1.) If you go to the website of the restaurant L’Huîtrière (3, rue des Chats Bossus, Lille) and click on ‘translate’, the zealous automaton you have stirred up will instantly render everything into English, including the address. And it comes out as ‘3 street cats humped’. Translation is clearly too important a task to be left to machines.
2.) Then we make a key decision: should this translator be ancient or modern? Flaubert’s contemporary, or ours? After a little thought, we might plump for an Englishwoman of Flaubert’s time, whose prose would inevitably be free of anachronism or other style-jarringness. And if she was of the time, then might we not reasonably imagine the author helping her? Let’s push it further: the translator not only knows the author, but lives in his house, able to observe his spoken as well as his written French. They might work side by side on the text for as long as it takes. And now let’s push it to the limit: the female English translator might become the Frenchman’s lover – they always say that the best way to learn a language is through pillow talk.
3.) Madame Bovary is many things – a perfect piece of fictional machinery, the pinnacle of realism, the slaughterer of Romanticism, a complex study of failure – but it is also the first great shopping and fucking novel.

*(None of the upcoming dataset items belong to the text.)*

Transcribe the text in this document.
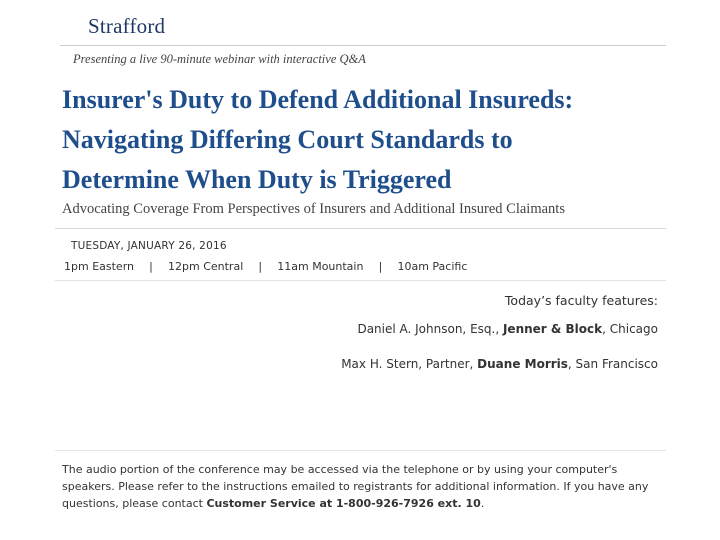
Strafford
Presenting a live 90-minute webinar with interactive Q&A
Insurer's Duty to Defend Additional Insureds:
Navigating Differing Court Standards to
Determine When Duty is Triggered
Advocating Coverage From Perspectives of Insurers and Additional Insured Claimants
TUESDAY, JANUARY 26, 2016
1pm Eastern | 12pm Central | 11am Mountain | 10am Pacific
Today’s faculty features:
Daniel A. Johnson, Esq., Jenner & Block, Chicago
Max H. Stern, Partner, Duane Morris, San Francisco
The audio portion of the conference may be accessed via the telephone or by using your computer's speakers. Please refer to the instructions emailed to registrants for additional information. If you have any questions, please contact Customer Service at 1-800-926-7926 ext. 10.
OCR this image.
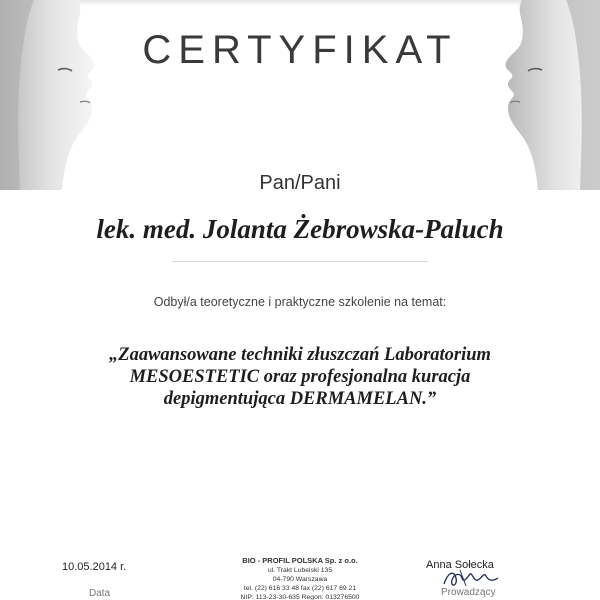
CERTYFIKAT
Pan/Pani
lek. med. Jolanta Żebrowska-Paluch
Odbył/a teoretyczne i praktyczne szkolenie na temat:
„Zaawansowane techniki złuszczań Laboratorium
MESOESTETIC oraz profesjonalna kuracja
depigmentująca DERMAMELAN.”
10.05.2014 r.
Data
BIO - PROFIL POLSKA Sp. z o.o.
ul. Trakt Lubelski 135
04-790 Warszawa
tel. (22) 616 33 48 fax (22) 617 69 21
NIP: 113-23-30-635 Regon: 013276500
Anna Sołecka
Prowadzący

4.) When my novel Flaubert’s Parrot was being translated into German, my editor in Zurich modestly suggested some additional flourishes: for instance, a pun on Flaubert as a ‘flea-bear’, and a German slang phrase for masturbation which literally means ‘to shake from the palm tree’. Since Flaubert, at this point of my novel, was being masturbated in Egypt, this felt like a happy improvement on the English text.
What's the connection? My guess: Translating literature is like sex because two writers come together to create one new work, and you can never tell how ugly (or not) it's going to turn out.